In a report for the Ohio Business Roundtable, AEI’s Andrew Biggs and Jason Richwine estimate the cost to private-sector employers of Social Security and traditional pensions at just 2 percent of wages. This will come as a surprise to employers used to paying roughly three times as much for this coverage, as well as anyone who’s followed Biggs’ work over the years and knows he’s no fan of either Social Security or defined benefit pensions.
But this time, Biggs isn’t promoting Social Security privatization or 401(k)s. Instead, he and Richwine are trying to make the case that government workers in Ohio are paid a whopping 43 percent more than workers in the private sector, attempting to counter an EPI study that found government workers were, if anything, slightly underpaid.
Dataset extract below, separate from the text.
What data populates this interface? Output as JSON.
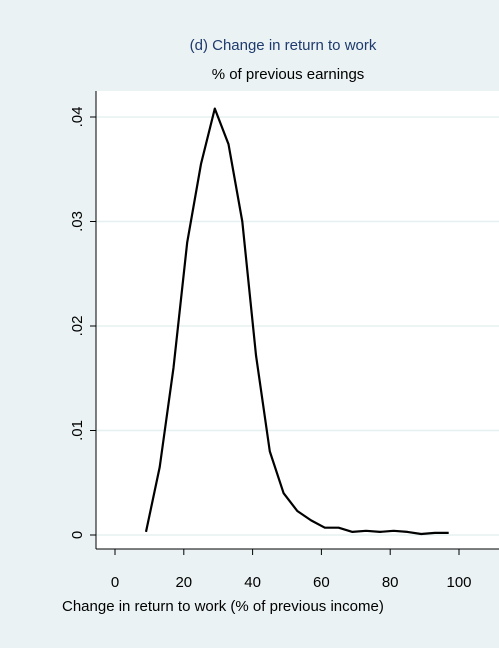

To do this, Biggs and Richwine systematically low-ball the pay of private-sector workers and inflate that of teachers and other state and local government workers in Ohio, who aren’t covered by Social Security.
Studies published by the Center for Economic and Policy Research and the Center for Retirement Research at Boston College support Rutgers University Professor Jeffrey Keefe’s research for EPI showing that public sector workers have lower salaries than comparable private sector workers and receive the same, or slightly lower, compensation once benefits and hours are factored in.
So how do Biggs and Richwine arrive at a 43 percent pay premium for government workers in Ohio? As Keefe and Amy Hanauer of Policy Matters Ohio explain, Biggs and Richwine selectively alternate between the actual cost to employers of providing fringe benefits and their supposed value to employees. So, for example, they magnify the cost of public-sector retiree health benefits by using the cost of purchasing insurance on the individual market, but they don’t do the same for life insurance provided by Social Security. According to Keefe, they also double count the cost of retiree health insurance by ignoring the fact that it’s paid for through pension contributions in the public sector, while falsely assuming that no private-sector workers receive these benefits.
Biggs and Richwine also claim that job security should be valued at 9 percent of earnings for government workers–12 percent once their supposedly higher pay is factored in–even though the evidence that state and local government workers actually have more job security is weak. Last but not least, Biggs and Richwine more than triple the cost of public pensions by projecting a very low rate of return on public pension fund assets, a favorite theme of Biggs.